- The South Ferry Plaza Building Model.
- Interactive map of the South Ferry Plaza area

General information
- Status: Never built
- Type: Office
- Location: Lower Manhattan New York City
- Coordinates: 40°42′3.22″N 74°0′47.01″W﻿ / ﻿40.7008944°N 74.0130583°W
- Construction started: Never
- Estimated completion: Never

Height
- Roof: 1,084 feet (330 m)

Technical details
- Floor count: 60
- Floor area: 1,500,000 ft^{2} (139,000 m^{2})

Design and construction
- Architects: Fox & Fowle Architects Leslie E. Robertson Associates
- Developer: Frank Williams

= South Ferry Plaza =

Unbuilt skyscraper in Manhattan, New York

The South Ferry Plaza, also called A Lighthouse At The Tip Of The Island, was a supertall skyscraper proposed in 1987 to rise right next to the East River on Manhattan Island in New York City. The building would have sat on top of the South Ferry terminal and tower 1084 ft above street level, with 60 stories of office space. It was designed by architect Fox & Fowle Architects and Leslie E. Robertson Associates. The architects designed the building for office use and the skyscraper incorporated recycled marble and steel with glass in its structure.
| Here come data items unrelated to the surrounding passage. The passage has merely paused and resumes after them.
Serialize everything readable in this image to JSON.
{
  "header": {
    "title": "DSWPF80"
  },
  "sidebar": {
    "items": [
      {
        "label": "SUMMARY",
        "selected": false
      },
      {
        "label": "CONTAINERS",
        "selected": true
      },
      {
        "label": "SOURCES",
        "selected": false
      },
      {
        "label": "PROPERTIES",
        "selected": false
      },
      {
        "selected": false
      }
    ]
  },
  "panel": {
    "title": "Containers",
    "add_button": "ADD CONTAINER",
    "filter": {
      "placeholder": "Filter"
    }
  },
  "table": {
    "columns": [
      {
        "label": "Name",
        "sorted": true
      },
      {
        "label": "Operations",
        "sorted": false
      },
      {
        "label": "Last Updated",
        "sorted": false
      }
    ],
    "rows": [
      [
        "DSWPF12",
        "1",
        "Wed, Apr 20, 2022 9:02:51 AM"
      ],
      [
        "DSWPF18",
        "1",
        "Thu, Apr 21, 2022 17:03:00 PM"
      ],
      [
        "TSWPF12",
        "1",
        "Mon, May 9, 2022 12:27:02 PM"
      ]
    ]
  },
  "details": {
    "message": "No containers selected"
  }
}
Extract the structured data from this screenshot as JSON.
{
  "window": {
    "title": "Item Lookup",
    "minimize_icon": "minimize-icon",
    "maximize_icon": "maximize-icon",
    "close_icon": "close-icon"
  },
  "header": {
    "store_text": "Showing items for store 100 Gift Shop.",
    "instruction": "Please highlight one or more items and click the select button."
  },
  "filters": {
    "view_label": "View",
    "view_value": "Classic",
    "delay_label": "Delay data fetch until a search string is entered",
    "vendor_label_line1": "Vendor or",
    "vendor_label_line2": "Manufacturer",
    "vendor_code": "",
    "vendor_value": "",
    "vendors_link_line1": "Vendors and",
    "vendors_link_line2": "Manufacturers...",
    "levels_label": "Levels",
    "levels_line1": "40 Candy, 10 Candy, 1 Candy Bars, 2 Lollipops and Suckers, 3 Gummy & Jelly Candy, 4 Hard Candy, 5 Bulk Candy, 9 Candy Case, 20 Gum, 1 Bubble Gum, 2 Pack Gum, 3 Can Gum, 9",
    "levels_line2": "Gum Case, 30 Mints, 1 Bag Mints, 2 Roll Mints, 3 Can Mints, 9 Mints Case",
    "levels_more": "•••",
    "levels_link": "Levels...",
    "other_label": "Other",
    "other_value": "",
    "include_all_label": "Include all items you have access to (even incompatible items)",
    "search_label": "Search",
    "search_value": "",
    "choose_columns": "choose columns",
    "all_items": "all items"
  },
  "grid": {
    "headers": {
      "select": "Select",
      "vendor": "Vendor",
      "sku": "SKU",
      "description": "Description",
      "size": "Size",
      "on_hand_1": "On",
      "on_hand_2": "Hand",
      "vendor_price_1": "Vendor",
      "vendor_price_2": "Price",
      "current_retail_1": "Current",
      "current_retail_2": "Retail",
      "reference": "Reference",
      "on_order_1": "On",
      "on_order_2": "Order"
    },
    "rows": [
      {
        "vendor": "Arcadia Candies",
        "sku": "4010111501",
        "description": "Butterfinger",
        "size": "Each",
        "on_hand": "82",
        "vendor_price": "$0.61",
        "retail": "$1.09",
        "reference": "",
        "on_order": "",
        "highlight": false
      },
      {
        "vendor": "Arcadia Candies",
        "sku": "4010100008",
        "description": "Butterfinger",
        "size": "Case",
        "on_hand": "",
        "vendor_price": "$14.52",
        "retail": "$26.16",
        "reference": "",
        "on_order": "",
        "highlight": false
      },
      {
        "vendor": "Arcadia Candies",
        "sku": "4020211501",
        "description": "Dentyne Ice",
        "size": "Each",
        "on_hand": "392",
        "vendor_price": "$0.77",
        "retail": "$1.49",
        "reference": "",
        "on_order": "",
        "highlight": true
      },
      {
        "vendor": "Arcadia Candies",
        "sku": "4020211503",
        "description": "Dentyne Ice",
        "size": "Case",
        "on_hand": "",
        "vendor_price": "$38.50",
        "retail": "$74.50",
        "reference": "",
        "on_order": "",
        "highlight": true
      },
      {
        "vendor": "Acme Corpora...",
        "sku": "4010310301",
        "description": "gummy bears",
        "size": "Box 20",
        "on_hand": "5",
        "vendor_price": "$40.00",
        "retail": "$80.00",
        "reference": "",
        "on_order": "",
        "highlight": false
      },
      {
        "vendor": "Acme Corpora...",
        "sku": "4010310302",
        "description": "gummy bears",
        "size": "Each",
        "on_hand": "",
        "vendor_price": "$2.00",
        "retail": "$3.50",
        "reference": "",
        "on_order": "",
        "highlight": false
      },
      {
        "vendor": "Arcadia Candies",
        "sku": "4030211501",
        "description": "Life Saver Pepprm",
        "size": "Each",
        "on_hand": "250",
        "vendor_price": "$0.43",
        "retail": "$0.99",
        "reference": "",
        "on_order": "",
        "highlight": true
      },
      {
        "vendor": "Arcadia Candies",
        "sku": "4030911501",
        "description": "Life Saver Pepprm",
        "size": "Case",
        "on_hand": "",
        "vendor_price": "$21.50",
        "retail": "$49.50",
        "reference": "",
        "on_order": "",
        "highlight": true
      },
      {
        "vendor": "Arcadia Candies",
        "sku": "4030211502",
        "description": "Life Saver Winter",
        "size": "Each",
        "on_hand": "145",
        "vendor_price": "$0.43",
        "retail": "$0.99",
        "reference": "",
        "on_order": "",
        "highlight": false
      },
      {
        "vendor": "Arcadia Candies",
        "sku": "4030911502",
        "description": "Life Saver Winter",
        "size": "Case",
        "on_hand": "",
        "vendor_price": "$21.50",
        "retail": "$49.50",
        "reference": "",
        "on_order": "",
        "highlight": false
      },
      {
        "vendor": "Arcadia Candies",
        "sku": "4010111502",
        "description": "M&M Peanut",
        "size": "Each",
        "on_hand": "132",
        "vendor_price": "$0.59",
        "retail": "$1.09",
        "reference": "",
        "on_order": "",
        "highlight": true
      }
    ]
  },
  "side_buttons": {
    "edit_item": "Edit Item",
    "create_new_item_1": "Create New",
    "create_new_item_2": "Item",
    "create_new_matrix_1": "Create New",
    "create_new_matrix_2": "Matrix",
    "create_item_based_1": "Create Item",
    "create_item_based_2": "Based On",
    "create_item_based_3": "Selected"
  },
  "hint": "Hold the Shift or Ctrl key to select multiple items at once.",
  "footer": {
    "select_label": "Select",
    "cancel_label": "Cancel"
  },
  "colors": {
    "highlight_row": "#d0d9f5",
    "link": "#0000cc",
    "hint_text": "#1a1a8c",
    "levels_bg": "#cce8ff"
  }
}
The architectural plan had a glass dome that was supposed to be lit at night, which also contained an observation deck and three restaurants located inside the dome. In addition, the project called for the renovation of the South Ferry Terminal, including the train station so it can accommodate 100,000 people. The project would have doubled the size of Battery Park if it had proceeded, since the building included a plaza that was planned to tie in with Battery Park via a new promenade at the tip of Manhattan. The project was canceled in 1991 because of a lack of funding.